BRUSSELS - Water supply could increasingly be managed by private firms once a new European Union treaty enters into force, experts warned Monday.
Delivery of drinking water from the tap is mostly controlled by public utilities in the EU, but fears are being voiced that new policies promoting competition are skewed in favour of giving a greater role to the private sector in this area.
Under the Lisbon treaty, exclusive power for setting competition rules would be entrusted in the EU as a whole, rather than in member governments. A clause stating that national and local authorities would continue to have "wide discretion" in providing "services of general interest" has been included in a protocol attached to the treaty, but not in the main body of its text.
The treaty, signed by EU leaders in December, is largely identical to a proposed EU constitution rejected by French and Dutch voters in 2005. Still described as a 'constitution' by many of its critics, the treaty will come into effect after ratification by all 27 countries in the Union. Ireland is the only country which has given a commitment to hold a referendum on the treaty.
Jan-Erik Gustaffson from the Royal Institute of Technology in Sweden says that there have been several waves of water privatisation in Stockholm. These have seen substantial job losses during 2007, when several divisions of the Stockholm Water Company, Sweden's biggest water utility, were sold off.
Further redundancies and a deterioration in services are feared this year because the company plans to reduce its core business costs by one-fifth.
"If the (EU) constitution goes through, it will be even more difficult to fight against privatisation of all public services, including water," says Gustaffson. "There are articles in this constitution that put pressure on everybody to apply competition rules."
Gustaffson was a speaker at a Jan. 7 seminar in Brussels, which addressed the extent of water privatisation in Europe and how to keep water in public ownership.
Emanuele Lobina from the University of Greenwich in Britain said that experiences in Amsterdam, Milan and Grenoble illustrated how water management can be more efficient when it is publicly, rather than privately managed.
Situated in the French Alps, Grenoble is often cited as a case study of how water privatisation can go wrong.
In 1989, responsibility for water and sewage in Grenoble was taken over by Lyonnaise des Eaux, part of the global water company Suez.

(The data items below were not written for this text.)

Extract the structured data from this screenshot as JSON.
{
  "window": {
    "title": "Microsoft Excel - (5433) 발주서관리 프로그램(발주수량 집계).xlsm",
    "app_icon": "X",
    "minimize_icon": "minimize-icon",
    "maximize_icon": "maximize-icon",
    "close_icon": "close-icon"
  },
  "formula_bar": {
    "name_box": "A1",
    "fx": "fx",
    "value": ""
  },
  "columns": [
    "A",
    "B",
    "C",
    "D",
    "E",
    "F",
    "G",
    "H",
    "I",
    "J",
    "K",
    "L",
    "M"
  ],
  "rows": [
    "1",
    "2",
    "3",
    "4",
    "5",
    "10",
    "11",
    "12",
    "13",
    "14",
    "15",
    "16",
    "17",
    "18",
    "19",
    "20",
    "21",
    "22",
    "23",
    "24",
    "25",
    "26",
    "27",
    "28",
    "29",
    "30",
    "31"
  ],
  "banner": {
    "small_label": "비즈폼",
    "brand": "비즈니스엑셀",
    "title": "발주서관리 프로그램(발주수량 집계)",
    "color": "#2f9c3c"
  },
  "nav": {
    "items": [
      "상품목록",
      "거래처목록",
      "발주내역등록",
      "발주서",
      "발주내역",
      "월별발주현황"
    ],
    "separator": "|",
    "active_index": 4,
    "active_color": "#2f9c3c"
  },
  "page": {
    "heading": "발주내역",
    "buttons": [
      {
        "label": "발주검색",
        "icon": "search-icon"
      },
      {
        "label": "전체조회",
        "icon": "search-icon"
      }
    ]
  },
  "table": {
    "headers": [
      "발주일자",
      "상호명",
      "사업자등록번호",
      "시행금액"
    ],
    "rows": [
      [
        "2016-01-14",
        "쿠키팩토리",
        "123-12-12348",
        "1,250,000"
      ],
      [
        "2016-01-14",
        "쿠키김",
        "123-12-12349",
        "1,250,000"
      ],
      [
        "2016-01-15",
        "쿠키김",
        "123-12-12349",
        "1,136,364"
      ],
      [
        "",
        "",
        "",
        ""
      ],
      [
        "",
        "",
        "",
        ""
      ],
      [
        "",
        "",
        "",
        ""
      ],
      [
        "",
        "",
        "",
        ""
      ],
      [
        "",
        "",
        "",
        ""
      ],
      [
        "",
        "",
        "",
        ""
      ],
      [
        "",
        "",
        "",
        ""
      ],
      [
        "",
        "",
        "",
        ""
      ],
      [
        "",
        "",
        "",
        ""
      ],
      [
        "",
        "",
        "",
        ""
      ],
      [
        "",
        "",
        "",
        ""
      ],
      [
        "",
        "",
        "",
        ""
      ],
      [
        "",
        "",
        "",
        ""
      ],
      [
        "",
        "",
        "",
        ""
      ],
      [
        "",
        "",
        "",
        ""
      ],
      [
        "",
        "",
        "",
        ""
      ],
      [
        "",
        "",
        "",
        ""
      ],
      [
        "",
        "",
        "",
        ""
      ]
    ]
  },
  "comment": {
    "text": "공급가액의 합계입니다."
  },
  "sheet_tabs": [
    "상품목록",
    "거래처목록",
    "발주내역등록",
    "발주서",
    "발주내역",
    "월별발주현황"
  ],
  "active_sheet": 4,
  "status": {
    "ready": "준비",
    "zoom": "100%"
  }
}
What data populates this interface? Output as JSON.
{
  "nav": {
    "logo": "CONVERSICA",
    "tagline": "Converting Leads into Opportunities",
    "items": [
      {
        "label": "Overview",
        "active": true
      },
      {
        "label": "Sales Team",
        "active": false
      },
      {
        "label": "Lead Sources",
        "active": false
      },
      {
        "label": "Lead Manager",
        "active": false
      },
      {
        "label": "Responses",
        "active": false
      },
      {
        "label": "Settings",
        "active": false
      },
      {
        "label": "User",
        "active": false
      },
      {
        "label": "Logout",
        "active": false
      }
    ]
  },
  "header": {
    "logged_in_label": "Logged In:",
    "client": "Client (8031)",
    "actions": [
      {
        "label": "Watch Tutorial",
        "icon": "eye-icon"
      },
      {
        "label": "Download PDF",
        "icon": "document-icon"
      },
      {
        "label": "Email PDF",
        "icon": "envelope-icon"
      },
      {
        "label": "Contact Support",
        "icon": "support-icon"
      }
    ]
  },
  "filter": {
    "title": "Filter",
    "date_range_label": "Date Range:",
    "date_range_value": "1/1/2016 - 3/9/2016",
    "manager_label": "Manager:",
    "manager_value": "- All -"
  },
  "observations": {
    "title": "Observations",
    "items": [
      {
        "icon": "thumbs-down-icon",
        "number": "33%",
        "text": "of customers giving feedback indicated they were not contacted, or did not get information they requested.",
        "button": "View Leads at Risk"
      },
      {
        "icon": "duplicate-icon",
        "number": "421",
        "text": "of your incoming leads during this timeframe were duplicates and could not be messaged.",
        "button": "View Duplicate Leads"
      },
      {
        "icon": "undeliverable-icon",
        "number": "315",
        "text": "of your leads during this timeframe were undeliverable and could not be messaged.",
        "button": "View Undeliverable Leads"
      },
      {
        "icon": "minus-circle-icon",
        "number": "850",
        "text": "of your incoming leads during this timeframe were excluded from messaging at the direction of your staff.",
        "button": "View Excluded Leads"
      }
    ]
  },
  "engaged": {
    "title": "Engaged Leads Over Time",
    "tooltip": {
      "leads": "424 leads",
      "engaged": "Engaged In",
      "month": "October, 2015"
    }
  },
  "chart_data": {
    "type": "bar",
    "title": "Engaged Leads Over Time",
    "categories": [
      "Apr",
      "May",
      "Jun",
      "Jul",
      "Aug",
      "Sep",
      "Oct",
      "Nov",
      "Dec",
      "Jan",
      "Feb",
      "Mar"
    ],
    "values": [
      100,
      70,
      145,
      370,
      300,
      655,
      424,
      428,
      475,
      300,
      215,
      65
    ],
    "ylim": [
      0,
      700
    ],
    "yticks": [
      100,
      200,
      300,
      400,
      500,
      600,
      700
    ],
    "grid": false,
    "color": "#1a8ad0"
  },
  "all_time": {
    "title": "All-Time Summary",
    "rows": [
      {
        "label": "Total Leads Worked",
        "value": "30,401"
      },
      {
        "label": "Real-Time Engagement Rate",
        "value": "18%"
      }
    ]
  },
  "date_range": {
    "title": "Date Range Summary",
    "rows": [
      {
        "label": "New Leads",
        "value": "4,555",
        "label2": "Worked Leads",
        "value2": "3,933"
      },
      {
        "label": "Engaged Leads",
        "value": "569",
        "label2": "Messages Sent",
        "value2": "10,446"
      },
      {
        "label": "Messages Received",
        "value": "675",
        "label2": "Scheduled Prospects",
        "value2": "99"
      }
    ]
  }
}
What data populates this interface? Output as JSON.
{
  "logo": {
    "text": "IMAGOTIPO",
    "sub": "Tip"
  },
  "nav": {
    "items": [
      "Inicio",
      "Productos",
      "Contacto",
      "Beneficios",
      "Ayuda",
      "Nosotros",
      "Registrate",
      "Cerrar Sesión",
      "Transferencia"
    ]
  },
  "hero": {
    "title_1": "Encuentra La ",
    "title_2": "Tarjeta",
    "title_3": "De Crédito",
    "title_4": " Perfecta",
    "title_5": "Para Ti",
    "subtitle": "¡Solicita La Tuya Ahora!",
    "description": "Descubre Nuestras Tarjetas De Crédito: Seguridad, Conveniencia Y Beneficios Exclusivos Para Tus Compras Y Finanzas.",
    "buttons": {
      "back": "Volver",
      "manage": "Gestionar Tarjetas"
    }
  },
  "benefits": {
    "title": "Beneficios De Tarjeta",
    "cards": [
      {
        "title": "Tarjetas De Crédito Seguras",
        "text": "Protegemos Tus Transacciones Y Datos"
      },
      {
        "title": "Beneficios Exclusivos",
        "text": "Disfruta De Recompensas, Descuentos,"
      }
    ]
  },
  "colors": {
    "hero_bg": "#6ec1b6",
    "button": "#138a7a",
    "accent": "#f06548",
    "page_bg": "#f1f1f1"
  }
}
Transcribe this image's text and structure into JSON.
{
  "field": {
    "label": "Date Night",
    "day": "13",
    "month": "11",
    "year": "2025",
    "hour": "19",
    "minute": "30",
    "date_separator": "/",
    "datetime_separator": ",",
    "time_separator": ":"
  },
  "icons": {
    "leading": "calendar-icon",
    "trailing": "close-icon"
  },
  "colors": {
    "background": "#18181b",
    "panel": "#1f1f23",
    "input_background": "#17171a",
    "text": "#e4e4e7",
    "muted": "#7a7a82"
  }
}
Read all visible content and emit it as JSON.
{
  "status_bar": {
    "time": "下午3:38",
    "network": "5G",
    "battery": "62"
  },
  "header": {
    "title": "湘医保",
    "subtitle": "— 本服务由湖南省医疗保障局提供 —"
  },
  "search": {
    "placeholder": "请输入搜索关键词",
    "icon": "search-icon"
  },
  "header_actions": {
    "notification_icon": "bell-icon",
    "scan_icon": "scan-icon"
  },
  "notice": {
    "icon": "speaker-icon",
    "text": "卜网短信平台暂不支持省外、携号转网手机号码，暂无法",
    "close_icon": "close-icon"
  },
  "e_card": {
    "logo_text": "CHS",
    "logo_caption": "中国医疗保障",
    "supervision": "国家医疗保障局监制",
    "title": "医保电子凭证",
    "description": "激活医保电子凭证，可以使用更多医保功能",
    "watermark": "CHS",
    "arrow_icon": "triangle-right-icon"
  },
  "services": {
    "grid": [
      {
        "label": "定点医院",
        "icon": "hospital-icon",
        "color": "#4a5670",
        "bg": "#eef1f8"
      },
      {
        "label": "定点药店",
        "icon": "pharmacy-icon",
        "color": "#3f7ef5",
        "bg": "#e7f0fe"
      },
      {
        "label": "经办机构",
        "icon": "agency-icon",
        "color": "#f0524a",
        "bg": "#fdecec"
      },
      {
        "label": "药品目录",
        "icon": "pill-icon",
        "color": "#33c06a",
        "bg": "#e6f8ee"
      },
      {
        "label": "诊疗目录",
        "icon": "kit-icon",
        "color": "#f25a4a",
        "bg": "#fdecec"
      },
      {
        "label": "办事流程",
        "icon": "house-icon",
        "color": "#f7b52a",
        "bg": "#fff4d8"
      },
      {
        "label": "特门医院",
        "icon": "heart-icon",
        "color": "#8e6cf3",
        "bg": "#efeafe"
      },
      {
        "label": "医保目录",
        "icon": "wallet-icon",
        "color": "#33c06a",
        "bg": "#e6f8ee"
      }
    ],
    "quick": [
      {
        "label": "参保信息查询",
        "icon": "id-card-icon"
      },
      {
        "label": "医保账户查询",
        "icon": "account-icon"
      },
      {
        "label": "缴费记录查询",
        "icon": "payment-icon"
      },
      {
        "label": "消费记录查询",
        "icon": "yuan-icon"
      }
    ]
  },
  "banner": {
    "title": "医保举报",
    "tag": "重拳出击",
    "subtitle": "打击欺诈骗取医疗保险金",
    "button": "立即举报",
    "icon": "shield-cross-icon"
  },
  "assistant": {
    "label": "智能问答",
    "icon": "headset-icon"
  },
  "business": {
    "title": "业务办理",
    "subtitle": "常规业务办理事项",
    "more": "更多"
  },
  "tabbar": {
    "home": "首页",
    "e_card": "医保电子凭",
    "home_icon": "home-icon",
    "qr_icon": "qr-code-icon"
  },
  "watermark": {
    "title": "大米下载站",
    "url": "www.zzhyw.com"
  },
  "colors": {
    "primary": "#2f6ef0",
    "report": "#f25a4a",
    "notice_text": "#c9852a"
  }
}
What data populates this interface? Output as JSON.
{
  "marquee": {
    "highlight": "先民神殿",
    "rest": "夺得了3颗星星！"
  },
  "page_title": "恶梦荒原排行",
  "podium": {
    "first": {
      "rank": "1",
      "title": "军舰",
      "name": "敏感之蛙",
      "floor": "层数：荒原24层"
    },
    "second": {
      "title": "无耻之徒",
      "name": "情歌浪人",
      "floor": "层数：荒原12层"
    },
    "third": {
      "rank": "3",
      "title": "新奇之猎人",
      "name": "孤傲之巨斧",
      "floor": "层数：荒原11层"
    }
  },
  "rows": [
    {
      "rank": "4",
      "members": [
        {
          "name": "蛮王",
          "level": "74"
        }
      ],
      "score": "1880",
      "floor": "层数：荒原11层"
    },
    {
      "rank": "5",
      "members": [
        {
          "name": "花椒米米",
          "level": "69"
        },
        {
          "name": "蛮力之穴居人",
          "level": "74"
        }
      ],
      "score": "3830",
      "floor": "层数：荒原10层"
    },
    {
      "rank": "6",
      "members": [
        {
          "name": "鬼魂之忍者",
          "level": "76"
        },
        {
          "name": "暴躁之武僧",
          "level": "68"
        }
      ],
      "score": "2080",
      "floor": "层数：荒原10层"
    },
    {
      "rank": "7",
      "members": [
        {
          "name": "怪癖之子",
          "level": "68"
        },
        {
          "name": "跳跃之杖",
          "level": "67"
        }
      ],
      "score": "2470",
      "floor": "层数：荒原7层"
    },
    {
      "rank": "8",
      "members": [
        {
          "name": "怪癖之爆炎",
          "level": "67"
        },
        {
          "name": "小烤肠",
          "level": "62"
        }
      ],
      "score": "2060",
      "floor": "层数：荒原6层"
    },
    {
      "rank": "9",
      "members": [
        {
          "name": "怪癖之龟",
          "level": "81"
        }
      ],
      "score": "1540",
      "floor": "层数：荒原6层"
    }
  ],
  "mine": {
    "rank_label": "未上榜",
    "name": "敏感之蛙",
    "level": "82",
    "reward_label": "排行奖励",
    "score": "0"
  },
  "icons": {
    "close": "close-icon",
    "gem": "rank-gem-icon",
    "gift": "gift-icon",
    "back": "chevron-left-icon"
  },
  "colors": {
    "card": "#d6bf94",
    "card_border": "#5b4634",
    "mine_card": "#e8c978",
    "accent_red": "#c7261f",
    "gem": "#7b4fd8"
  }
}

Following revelations that the deal was tainted by illegal payments to elected representatives and company executives, the water service was eventually returned to the public sphere in 2000.
Over the past few years, Grenoble has been said to offer the cheapest water of all French cities with more than 100,000 inhabitants. Information campaigns aimed at cutting the amount of water wasted have proven successful, according to some campaigners.
Lobina argued that the public sector has played a key role in ensuring there is "virtually universal" access to water in the industrialised countries belonging to the Organisation for Economic Cooperation and Development (OECD).
Although he acknowledged that underinvestment and fiscal constraints can present headaches, he suggested that these are not insolvable. "Problems can be addressed and have been addressed," he told IPS.
He expressed concern, too, about how the EU's executive, the European Commission, is "pushing principles of competition in a way that public companies are restricted in scope and scale."
He applauded a recent proposal brought before Italy's national parliament to exempt water from competition rules. "This is too important to be left to competition," he said.
Margaret Cuthbert, a Scottish water analyst, said that when Margaret Thatcher, Britain's then prime minister, oversaw privatisation of England's water in the 1980s, predictions of major investment were made.
"There hasn't been any major investment of private capital," she said. "In England, private companies have time and time again been making huge profits. And customers have been paying over the odds for their supply of water."
Tommy Kane from the Public Interest Research Network at Strathclyde University in Scotland, said that EU law has been used as a pretext to give private firms a greater stake in his country's water services. Despite widespread public opposition to water privatisation in Scotland, the authorities have maintained that private funding is needed to provide sewage treatment facilities needed to meet EU standards.
Türkel Miniba, lecturer in Istanbul University, complained that gold mining companies are pushing for greater water privatisation in Turkey. New laws have been passed opening up water basins to mining firms, she added. Protection for ecologically sensitive areas has been overruled as a result.
Pippa Gallop, a representative of CEE (Central and Eastern European) Bankwatch, noted that in mid-2007 the Georgian government issued a tender for the total sale of the main water provider in capital Tbilisi. The eventual awarding of this contract to a Swiss company with no previous experience in water delivery may be illegal, she added, as the city's local authority had not been consulted.
While there has been some political opposition to the sale, this has been overshadowed by political upheaval in the former Soviet state.